/ 17 February 2014

Khayelitsha cop seeks more patrol officers

Khayelitsha Cop Seeks More Patrol Officers

There is a serious shortage of uniformed officers and detectives at the Khayelitsha police station, a senior officer said in Cape Town on Monday.

"The RAG [resource allocation guidelines], I don't know how they do it. I'm not satisfied with the personnel I have. I need more personnel," station commander Brigadier Zithulele Ndladla testified at the Khayelitsha commission of inquiry into alleged police inefficiency in the area.

The RAG is the tool the police use to determine the number of staff and resources needed per police station.

He said when he took over as station commander in April 2011, the police's public order policing and tactical response teams were being re-established.

Officers that were assigned to Khayelitsha when the units were originally disbanded were re-assigned to the two police task teams.

When they moved out, they left a void in Khayelitsha, he said.

The stations needed additional officers for visible policing, and more detectives. "We need to co-ordinate foot patrols, which are impractical with the personnel you have," Ndladla said.

"With more personnel, it will help me access these inaccessible areas."

Crime hotspots
The brigadier was referring to crime hotspots such as informal settlements which officers could not reach by vehicle. 

Ndladla said the staff shortages were discussed with Western Cape police commissioner Arno Lamoer, who could not do much because of what the RAG dictated.

"The PC [provincial commissioner] is also gagged by the RAG," he said.

Detectives at the Khayelitsha police station were often burdened with an average of 70 to 80 dockets per investigating officer. "In the movies, you see a team [of police] descending on a crime scene, attending to a docket. Here you have a team of dockets descending on a detective," he said.

The first phase of the commission's public hearings entered its fifth week, and was due to end by Friday.
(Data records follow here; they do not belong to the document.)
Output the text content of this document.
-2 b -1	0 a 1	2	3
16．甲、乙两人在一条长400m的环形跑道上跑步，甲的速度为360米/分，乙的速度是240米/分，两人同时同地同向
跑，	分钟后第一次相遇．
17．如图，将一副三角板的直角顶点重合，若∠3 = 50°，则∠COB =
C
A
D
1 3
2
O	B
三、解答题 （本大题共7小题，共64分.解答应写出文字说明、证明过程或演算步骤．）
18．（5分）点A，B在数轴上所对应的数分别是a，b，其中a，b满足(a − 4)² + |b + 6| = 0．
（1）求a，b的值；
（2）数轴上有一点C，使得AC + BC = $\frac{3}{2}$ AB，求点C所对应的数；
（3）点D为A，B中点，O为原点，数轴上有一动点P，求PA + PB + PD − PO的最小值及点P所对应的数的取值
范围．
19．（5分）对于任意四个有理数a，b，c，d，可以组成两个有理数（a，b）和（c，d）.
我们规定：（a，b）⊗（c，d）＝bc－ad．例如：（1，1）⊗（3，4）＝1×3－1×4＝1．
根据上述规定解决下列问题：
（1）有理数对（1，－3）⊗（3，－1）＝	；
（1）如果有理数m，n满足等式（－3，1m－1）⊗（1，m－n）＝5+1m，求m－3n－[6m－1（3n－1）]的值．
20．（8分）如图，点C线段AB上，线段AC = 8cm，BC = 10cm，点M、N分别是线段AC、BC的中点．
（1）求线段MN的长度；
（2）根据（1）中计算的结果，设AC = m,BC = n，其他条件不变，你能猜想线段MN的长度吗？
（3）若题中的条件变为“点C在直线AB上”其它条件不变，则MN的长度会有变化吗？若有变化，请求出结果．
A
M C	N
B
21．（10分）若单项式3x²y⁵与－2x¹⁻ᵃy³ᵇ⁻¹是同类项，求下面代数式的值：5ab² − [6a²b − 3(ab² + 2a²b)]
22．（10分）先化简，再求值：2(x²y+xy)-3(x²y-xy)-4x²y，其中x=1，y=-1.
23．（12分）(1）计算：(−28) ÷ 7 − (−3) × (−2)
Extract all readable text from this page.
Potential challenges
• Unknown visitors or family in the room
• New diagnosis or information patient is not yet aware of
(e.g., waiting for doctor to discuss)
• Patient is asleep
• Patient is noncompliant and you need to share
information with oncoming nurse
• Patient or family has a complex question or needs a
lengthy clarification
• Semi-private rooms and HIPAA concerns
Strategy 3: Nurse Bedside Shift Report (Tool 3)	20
However, proceedings were behind schedule due to evidence-in-chief and cross-examination taking longer than anticipated.

This would mean some witnesses, including Lamoer, would only testify during phase two of the commission's hearings in late March.

The inquiry, headed by retired Constitutional Court judge Kate O'Regan and advocate Vusi Pikoli – was set up by Western Cape Premier Helen Zille after residents lodged complaints about police inefficiency, which was the apparent cause of a spate of mob justice killings in the area.